慕容瑾看著不遠處飄零的桃花發呆,隻覺得像極了往日棲梧宮裡的那株開了有十載的桃樹。
“阿四在想什麼?”
慕容瑾呆呆地將頭轉向慕容夙,“瑞王叔有時候會覺得身不由己嗎?”
“身不由己,”慕容夙嗬嗬笑道,“怎麼會呢?本王每日瀟灑快活,想去哪兒廝混就去哪兒廝混,也沒誰管我,怎麼會不自在。”
慕容瑾隻覺得這話中有一股說不出的酸楚,遂又想起那個因謀逆而自焚於室的垂王,瑞王的一母同胞。
“小阿四是覺得不快活嗎?”慕容夙彎身撈了一汪湖水,覺得還有些冰冷,“本王與你一般大的時候,也覺得不快活,時常想著要怎樣討誰的歡心,怎樣才能不做錯事。後來啊,慢慢地就不想了。許多事情,想的時候是那個樣子,不想的時候也是那個樣子。倒不如能活一日便活一日,隨心而行,就算哪日遭遇不測,算下來,快活的時候指不定還比那些七老八十的老王八要長。”
“王叔之言,倒也在理。”
慕容夙撩了一下墨發,得意道“那是自然。”
二人又沿著湖邊慢慢走著,隻見一個著著粉衣的小姑娘並著一個綠衣小丫鬟正迎麵走來。
慕容夙一見便笑開了花,上前俯身問道“你是哪家的小姑娘,怎麼隻有一個丫頭跟著,你爹娘呢?”
那是個麵色紅潤白嫩的小姑娘,眉目清秀。一對黑玉般的眼睛仿佛覆著一層水膜,明亮而又清澈。墨雲一般的頭發垂至腰間,發髻挽得並不複雜,隻有一支玉簪和兩朵絹花作飾,一身粉色的襦裙和同色的披風,倒顯得一旁的桃花都要遜色幾分。
那小姑娘施施行禮,輕輕開口,聲音清亮,“小女乃是西秦之質,近日方到貴國,陛下說行宮還未建成,讓小女先在宮中住下。不知可有擾了大人?”

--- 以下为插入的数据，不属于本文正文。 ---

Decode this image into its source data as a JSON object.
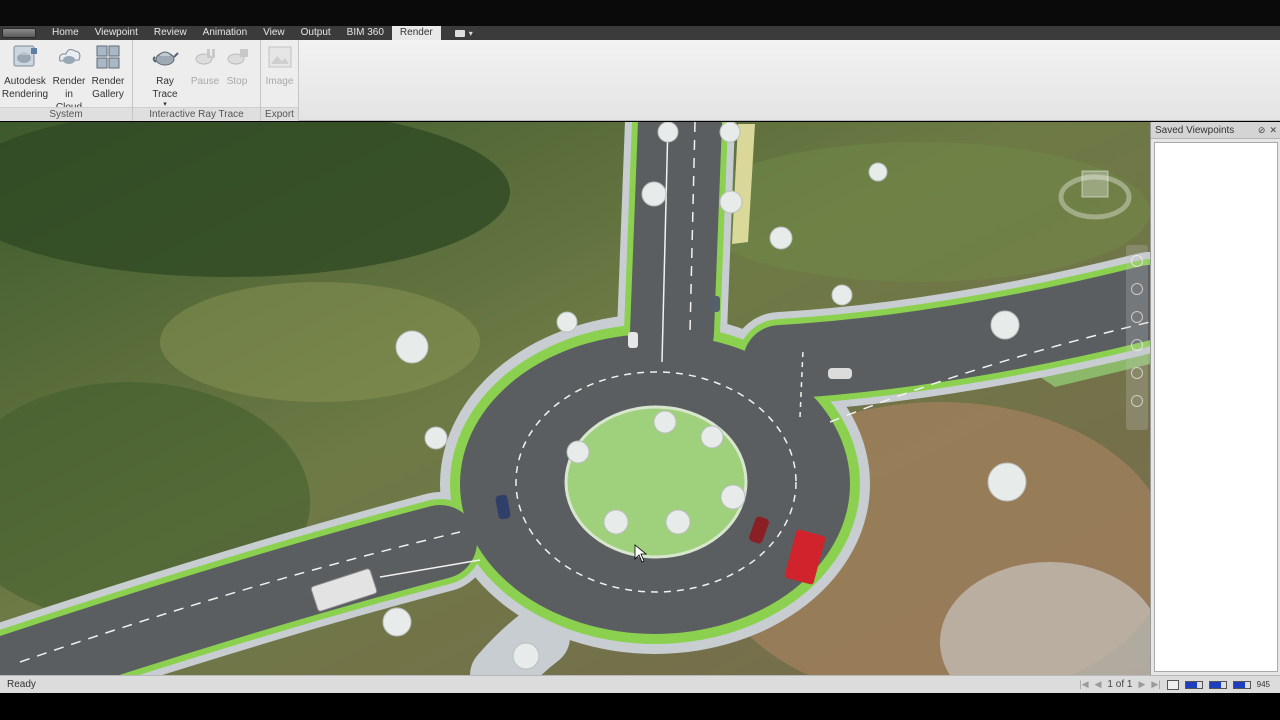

“原是如此,我說以往怎沒見過這樣標誌的姑娘,”慕容夙笑道,“本王是瑞王,陛下是我皇兄,這是本王的皇侄,排行第四。”
留離欠了欠身,“小女見過瑞王殿下,四皇子。”
“雪霽公主。”慕容瑾微微拱手。隻覺得這個七歲的孩童沒有一絲怯懦,卻透著一股子同齡人沒有的冷靜與從容。
“公主準備去何處?“
留離答道“正準備回宮裡歇息。”
“那本王和阿四便不擾了,公主請。”
慕容瑾回頭看著那個小小的身影,那步伐每一步都走得很穩,沒有一絲錯亂。可慕容瑾卻覺得那步子裡,步步都是難以言說的傷痛。
這樣小的孩子就被遠送他國當做質子,心中該是怎樣的悲涼與痛苦呢?
“怎麼,看上人家了?”
“沒有。”
慕容夙笑著拍了拍慕容瑾的肩膀,“知道心疼小姑娘不是壞事。這個留離也是怪可憐的。”
“哦?“
“這位雪霽公主從小便被封為了皇太女,可那西秦的皇帝卻未必真的想讓她繼承皇位,不然又怎麼會讓她來這呢?西秦到了這個年頭,便隻剩下一個皇子,一個公主了。如今西秦宮中的那位皇子,恐怕,才是真正的東宮人選。而這位雪霽公主,應該隻是一枚棄子罷了。”
慕容夙雲淡風輕地說著,可不知為何,慕容瑾心裡總有些不是滋味。那樣的年紀,應該像六皇妹一樣承歡膝下,無憂無慮。而她,卻被自己的父親拋棄,遠赴千裡去一個陌生的國家,不知歸期。
這樣便又不禁想到了他那同樣可憐的五皇弟。
兩個一大一小的身影在淡淡的餘暉裡有些朦朧,仿佛落入畫中的謫仙一般。在這樣的高牆深宮裡,顯得有那麼一些格格不入。